Personal information
- Date of birth: 1 March 1967 (age 58)
- Original team(s): Hobart (TFL Statewide)
- Draft: No. 24, 1986 national draft
- Height: 177 cm (5 ft 10 in)
- Weight: 76 kg (168 lb)

Playing career^{1}
- Years: Club / Games (Goals)
- 1987–1994: Fitzroy / 132 (71)
- 1995–1996: North Melbourne / 043 (18)
- Total:  / 175 (89)
- ^{1} Playing statistics correct to the end of 1996.

= Matthew Armstrong (Australian footballer) =

Australian rules footballer

Matthew Armstrong (born 1 March 1967) is a former Australian rules footballer who played with Fitzroy and North Melbourne in the VFL/AFL. He was a regular interstate representative for his home state of Tasmania.

Originally from Tasmanian Football League club Hobart, Fitzroy drafted Armstrong with the 24th pick of the 1986 VFL draft. Making his senior debut for in 1987, Armstrong played 132 games for Fitzroy before moving to North Melbourne ahead of the 1995 AFL season.

Playing throughout the midfield and half back, Armstrong was the season's second highest disposal getter for North Melbourne. Despite missing just five games in the 1996 home and away season he was omitted from the side which defeated Sydney in the grand final.

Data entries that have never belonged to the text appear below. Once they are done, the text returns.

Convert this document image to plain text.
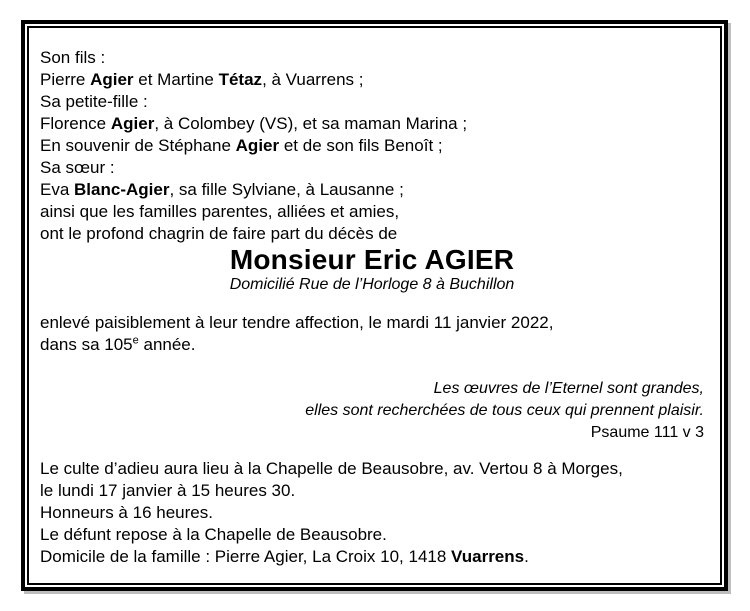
Son fils :
Pierre Agier et Martine Tétaz, à Vuarrens ;
Sa petite-fille :
Florence Agier, à Colombey (VS), et sa maman Marina ;
En souvenir de Stéphane Agier et de son fils Benoît ;
Sa sœur :
Eva Blanc-Agier, sa fille Sylviane, à Lausanne ;
ainsi que les familles parentes, alliées et amies,
ont le profond chagrin de faire part du décès de
Monsieur Eric AGIER
Domicilié Rue de l’Horloge 8 à Buchillon
enlevé paisiblement à leur tendre affection, le mardi 11 janvier 2022,
dans sa 105e année.
Les œuvres de l’Eternel sont grandes,
elles sont recherchées de tous ceux qui prennent plaisir.
Psaume 111 v 3
Le culte d’adieu aura lieu à la Chapelle de Beausobre, av. Vertou 8 à Morges,
le lundi 17 janvier à 15 heures 30.
Honneurs à 16 heures.
Le défunt repose à la Chapelle de Beausobre.
Domicile de la famille : Pierre Agier, La Croix 10, 1418 Vuarrens.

He was sometimes involved in spectacular solo efforts to win games breaking out of the centre melee with a direct run at goal, but would only do so at the end of close games. Otherwise he was frequently unnoticed on the field, perhaps due to his relatively short stature or perhaps mainly to the blink-fast speed of his disposal of the ball, usually to great effect.

He seemed to show a singular strategic sense and his handspeed resulted in an unparalleled ability to break lines of defence and an uncanny number of plays involving or commencing with him resulted in scoring shots, sometimes several disposals later. This ability was recognized by teammates but often overlooked by coaches and selectors; testified to by Wayne Carey making special mention of the non-selected Matthew Armstrong in his 1996 Premiership Cup acceptance speech.

He later became coach of the Tasmanian Devils Football Club.